70’lerin ikinci yarısına damga vuran çok boyutlu iktisadi kriz, bugün neoliberalizm olarak adlandırdığımız yaklaşımı iktidara taşıdı. Bu anlayışın öncülerinden Margaret Thatcher’ın İngiltere’de 1979’da iktidara geldiğinde ilk icraatı sendikal harekete savaş açmak oldu. İnanmış bir “soğuk savaşçı”, tutarlı bir işçi düşmanı ve bağnaz bir anti-komünist olan Thatcher’ın programı, sağ siyasetin bilindik temalarını yeni bir ideolojik kurgu dahilinde canlandırmak üzerine kuruluydu. İktisat “bilimi”nin yasalarına göre, özelleştirmeler zorunluydu, “başka alternatif yoktu.” Zaten “toplum diye bir şey de yoktu, sadece bireyler ve aileleri vardı.” Thatcher ve dava arkadaşlarının zaferi, örgütlü emeğin uzun yıllar süren dişe diş mücadeleler sonucunda sağladığı kazanımları geri alarak sermaye sınıfının gücünü tahkim edilmesi anlamına geldi. Gerisi bildiğimiz hikaye. Emeğin örgütsüzleştirilmesi, kamusal varlıkların özelleştirilmesi ve siyasetin teknokratikleştirilmesi süreçleri sosyal demokrasinin 1970’lerde üzerinde yükseldiği maddi zemini bütünüyle ortadan kaldırdı. Sonuç, düzen içi bütün siyasi aktörlerin neoliberal doktrin arkasında saf tutması oldu.

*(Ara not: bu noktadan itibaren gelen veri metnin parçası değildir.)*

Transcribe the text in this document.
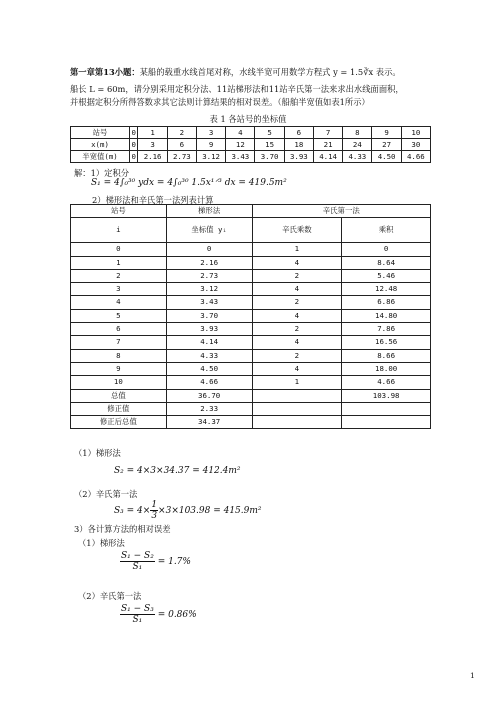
第一章第13小题：某船的载重水线首尾对称，水线半宽可用数学方程式 y = 1.5∛x 表示。
船长 L = 60m，请分别采用定积分法、11站梯形法和11站辛氏第一法来求出水线面面积，
并根据定积分所得答数求其它法则计算结果的相对误差。（船舶半宽值如表1所示）
表 1 各站号的坐标值
站号	0	1	2	3	4	5	6	7	8	9	10
x(m)	0	3	6	9	12	15	18	21	24	27	30
半宽值(m)	0	2.16	2.73	3.12	3.43	3.70	3.93	4.14	4.33	4.50	4.66
解：1）定积分
S₁ = 4∫₀³⁰ ydx = 4∫₀³⁰ 1.5x¹ᐟ³ dx = 419.5m²
2）梯形法和辛氏第一法列表计算
站号	梯形法	辛氏第一法	
i	坐标值 yᵢ	辛氏乘数	乘积
0	0	1	0
1	2.16	4	8.64
2	2.73	2	5.46
3	3.12	4	12.48
4	3.43	2	6.86
5	3.70	4	14.80
6	3.93	2	7.86
7	4.14	4	16.56
8	4.33	2	8.66
9	4.50	4	18.00
10	4.66	1	4.66
总值	36.70		103.98
修正值	2.33		
修正后总值	34.37		
（1）梯形法
S₂ = 4×3×34.37 = 412.4m²
（2）辛氏第一法
$S_3 = 4\times \frac{1}{3} \times 3\times 103.98 = 415.9m^2$
3）各计算方法的相对误差
（1）梯形法
$\frac{\text{S₁ − S₂}}{\text{S₁}} = 1.7\%$
（2）辛氏第一法
$\frac{\text{S₁ − S₃}}{\text{S₁}} = 0.86\%$
1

Yunanistan, neoliberal politikaların birikimli sonuçlarını 2009 yılından beri ağır bir biçimde deneyimliyor. Dünyayı sarsan finansal krizin sonucunda kamu maliyesi çöken ve borçlarını ödeyemez hale gelen ülke AB, AB Merkez Bankası ve IMF’den oluşan Troyka imzasını taşıyan bir kemer sıkma programına dahil edildi. Program beraberinde derin bir ekonomik durgunluk, rekor işsizlik oranları ve dramatik bir yoksullaşma getirdi. Bu sürecin yarattığı toplumsal rahatsızlık, geleneksel partileri adeta yok ederek siyaset sahnesini altüst etti.

Syriza, çöküşün müsebbibi olarak görülen ve ülkenin anahtarını Troyka’ya teslim etmiş merkez partilerden farklı olma iddiasıyla büyük siyaset sahnesine çıktı ve Troyka’ya karşı boyun eğmeme iddiasıyla seçimleri kazandı. 2015’in Ocak ayında büyük umutlarla başa geçen Çipras hükümeti Ağustos ayı geldiğinde Troyka’ya bütünüyle teslimiyet anlamına gelen üçüncü borç antlaşmasını imzalamıştı bile. Bu antlaşma kapsamında alacaklı kuruluşlar, ülke ekonomisinin üzerinde denetimlerini tahkim ettiler; kamusal varlıkların özelleştirilmesinin önündeki engeller kaldırıldı ve emekçi sınıfların üzerindeki kemer sıkma baskısı katlanarak devam etti. Syriza’nın merkez partilerine alternatif yaratma ve Yunan halkını aşağılayan bir anlaşmaya direnme sözü 8 ay içerisinde mutlak bir şekilde tarihe gömüldü.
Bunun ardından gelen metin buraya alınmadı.